A United Nations peacekeeping force, MONUC, the largest UN force ever assembled, is stationed in the DRC. But it too has been implicated in breaches of human rights. Members of MONUC have been accused of sexually exploiting children. In the latest scandal, three Indian soldiers serving with MONUC were accused of trading in gold, ivory, guns and drugs with the Hutu FDLR. The UN investigated, but only tried one of the soldiers for assaulting a Congolese trader who had sold him fake gold dust.

An investigation by the BBC Panorama programme found evidence that UN soldiers were illegally trading with local militias in both the Kivu and Ituri regions. BBC reporters claim that UN insiders told them that they had been forced to end their inquiries into the activities of MONUC because of political pressure. Analyst Martin Plaut said it only took him a few days to “come across exactly the evidence the UN said it couldn’t find.”
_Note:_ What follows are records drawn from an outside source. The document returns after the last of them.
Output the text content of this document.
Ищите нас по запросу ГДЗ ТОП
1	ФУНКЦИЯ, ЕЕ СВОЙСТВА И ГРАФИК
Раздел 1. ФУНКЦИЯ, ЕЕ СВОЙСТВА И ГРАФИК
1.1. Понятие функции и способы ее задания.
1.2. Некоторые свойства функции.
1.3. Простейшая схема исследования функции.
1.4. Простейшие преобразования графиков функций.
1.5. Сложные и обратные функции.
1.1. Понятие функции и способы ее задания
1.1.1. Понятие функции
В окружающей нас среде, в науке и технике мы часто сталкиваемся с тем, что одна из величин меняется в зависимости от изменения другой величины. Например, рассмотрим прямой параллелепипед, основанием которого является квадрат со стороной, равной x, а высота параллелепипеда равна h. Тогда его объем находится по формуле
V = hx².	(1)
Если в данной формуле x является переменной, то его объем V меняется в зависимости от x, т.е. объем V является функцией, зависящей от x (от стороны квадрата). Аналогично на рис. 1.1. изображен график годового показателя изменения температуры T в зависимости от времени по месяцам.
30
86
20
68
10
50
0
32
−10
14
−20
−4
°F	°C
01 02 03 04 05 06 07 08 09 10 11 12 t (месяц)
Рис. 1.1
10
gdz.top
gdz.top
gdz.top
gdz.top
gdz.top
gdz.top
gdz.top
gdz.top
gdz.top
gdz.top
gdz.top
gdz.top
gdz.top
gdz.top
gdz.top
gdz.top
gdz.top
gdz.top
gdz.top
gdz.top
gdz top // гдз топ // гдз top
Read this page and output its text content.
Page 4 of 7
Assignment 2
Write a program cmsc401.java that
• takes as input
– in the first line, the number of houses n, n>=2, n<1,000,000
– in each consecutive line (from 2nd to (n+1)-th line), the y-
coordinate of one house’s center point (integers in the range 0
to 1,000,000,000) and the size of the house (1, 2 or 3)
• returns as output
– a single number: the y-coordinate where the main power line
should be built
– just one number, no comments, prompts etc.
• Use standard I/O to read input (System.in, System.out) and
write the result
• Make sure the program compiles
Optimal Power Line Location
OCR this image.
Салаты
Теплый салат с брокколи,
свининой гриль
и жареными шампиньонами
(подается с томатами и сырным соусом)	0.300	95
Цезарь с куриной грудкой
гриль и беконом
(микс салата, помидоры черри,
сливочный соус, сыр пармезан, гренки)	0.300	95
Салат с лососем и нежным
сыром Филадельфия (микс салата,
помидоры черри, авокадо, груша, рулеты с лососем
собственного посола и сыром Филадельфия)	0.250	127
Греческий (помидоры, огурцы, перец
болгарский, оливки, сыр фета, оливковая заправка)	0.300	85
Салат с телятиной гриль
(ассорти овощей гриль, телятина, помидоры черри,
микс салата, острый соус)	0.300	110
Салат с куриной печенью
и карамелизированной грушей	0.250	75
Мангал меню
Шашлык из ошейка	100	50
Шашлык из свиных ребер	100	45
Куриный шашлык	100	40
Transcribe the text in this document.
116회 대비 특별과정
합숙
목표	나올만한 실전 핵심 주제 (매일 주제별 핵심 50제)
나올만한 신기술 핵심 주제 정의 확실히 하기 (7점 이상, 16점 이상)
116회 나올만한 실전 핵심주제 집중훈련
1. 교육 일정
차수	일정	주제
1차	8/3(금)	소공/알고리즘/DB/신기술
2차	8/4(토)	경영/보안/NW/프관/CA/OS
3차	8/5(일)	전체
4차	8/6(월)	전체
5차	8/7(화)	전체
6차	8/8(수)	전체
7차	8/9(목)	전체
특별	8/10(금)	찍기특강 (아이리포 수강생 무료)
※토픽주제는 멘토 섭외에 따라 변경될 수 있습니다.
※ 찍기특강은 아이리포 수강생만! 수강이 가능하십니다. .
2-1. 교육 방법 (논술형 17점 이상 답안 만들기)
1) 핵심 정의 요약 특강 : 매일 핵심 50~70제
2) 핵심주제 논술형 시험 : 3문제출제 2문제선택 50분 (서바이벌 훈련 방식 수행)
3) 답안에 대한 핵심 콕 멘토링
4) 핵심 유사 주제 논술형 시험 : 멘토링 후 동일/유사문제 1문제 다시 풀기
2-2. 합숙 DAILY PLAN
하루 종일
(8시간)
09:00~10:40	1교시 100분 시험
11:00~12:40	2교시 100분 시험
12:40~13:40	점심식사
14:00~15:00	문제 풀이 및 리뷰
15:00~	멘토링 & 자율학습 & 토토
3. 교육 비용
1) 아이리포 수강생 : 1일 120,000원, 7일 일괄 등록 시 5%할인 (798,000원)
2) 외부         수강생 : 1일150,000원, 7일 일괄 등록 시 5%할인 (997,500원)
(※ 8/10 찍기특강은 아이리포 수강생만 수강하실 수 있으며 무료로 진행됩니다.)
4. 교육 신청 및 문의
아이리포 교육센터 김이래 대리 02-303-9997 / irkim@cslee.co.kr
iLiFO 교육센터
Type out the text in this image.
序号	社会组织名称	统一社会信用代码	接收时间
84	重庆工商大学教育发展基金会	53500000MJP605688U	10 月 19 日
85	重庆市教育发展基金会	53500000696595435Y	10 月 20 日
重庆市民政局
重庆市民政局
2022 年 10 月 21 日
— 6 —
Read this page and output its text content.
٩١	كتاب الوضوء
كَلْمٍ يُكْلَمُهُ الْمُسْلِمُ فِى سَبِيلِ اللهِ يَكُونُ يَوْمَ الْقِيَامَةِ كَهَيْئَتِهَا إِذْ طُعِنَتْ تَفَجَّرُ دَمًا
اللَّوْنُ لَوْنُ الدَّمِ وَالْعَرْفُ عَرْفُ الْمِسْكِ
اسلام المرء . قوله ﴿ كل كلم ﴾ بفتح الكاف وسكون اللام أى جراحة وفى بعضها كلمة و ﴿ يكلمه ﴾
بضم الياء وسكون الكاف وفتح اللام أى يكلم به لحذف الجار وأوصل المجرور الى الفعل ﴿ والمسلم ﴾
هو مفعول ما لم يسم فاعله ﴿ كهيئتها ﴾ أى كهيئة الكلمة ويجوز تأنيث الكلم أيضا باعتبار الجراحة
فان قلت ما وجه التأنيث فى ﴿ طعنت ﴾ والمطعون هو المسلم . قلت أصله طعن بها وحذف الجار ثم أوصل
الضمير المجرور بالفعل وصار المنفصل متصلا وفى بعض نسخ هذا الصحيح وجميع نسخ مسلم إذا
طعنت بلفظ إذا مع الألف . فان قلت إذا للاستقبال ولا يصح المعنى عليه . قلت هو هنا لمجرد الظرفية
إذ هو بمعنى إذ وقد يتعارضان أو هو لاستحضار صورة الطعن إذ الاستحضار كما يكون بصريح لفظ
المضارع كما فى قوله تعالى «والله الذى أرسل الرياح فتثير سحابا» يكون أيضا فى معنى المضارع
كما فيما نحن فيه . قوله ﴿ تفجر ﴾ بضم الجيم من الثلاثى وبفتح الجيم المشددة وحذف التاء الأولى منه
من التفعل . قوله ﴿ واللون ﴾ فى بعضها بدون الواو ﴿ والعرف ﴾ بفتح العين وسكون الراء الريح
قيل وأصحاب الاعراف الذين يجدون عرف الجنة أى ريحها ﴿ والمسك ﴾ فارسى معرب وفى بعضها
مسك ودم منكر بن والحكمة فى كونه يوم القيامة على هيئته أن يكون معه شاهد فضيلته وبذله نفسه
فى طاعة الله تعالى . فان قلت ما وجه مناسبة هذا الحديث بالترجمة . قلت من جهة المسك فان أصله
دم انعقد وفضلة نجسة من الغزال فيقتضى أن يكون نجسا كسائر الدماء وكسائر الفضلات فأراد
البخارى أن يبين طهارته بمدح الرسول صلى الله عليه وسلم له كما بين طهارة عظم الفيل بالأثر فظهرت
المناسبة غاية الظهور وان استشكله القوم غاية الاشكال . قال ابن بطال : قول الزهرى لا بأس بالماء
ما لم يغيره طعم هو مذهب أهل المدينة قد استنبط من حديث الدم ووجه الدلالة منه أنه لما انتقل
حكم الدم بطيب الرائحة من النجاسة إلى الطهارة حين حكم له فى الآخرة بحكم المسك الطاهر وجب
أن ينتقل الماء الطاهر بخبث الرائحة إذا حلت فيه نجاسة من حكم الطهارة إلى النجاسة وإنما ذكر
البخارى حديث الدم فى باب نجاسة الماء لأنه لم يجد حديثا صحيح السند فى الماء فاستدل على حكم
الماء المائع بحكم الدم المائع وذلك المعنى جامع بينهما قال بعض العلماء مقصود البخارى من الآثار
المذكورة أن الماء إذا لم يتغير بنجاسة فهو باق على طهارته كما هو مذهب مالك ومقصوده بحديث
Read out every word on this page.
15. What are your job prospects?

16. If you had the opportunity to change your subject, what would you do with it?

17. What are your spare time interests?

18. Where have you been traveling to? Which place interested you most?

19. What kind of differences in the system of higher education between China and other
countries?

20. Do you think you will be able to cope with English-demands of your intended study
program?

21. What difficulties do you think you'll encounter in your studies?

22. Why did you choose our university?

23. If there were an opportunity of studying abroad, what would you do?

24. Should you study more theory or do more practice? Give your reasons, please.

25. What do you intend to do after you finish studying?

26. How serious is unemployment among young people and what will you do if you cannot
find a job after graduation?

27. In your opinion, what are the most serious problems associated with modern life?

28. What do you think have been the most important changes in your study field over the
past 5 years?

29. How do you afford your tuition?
In some cases FDLR and FARDC forces are sharing revenue raised from the local population. Under the Goma Agreement the DRC and Rwandan governments are supposed to be working together to establish peace in the eastern provinces of the DRC. This would mean the DRC government taking action against the Hutu militia. But the indication that they are working with the FDLR suggests that there is no realistic prospect of peace. MONUC and the UM have become just one more faction in the scramble for the DRC’s wealth.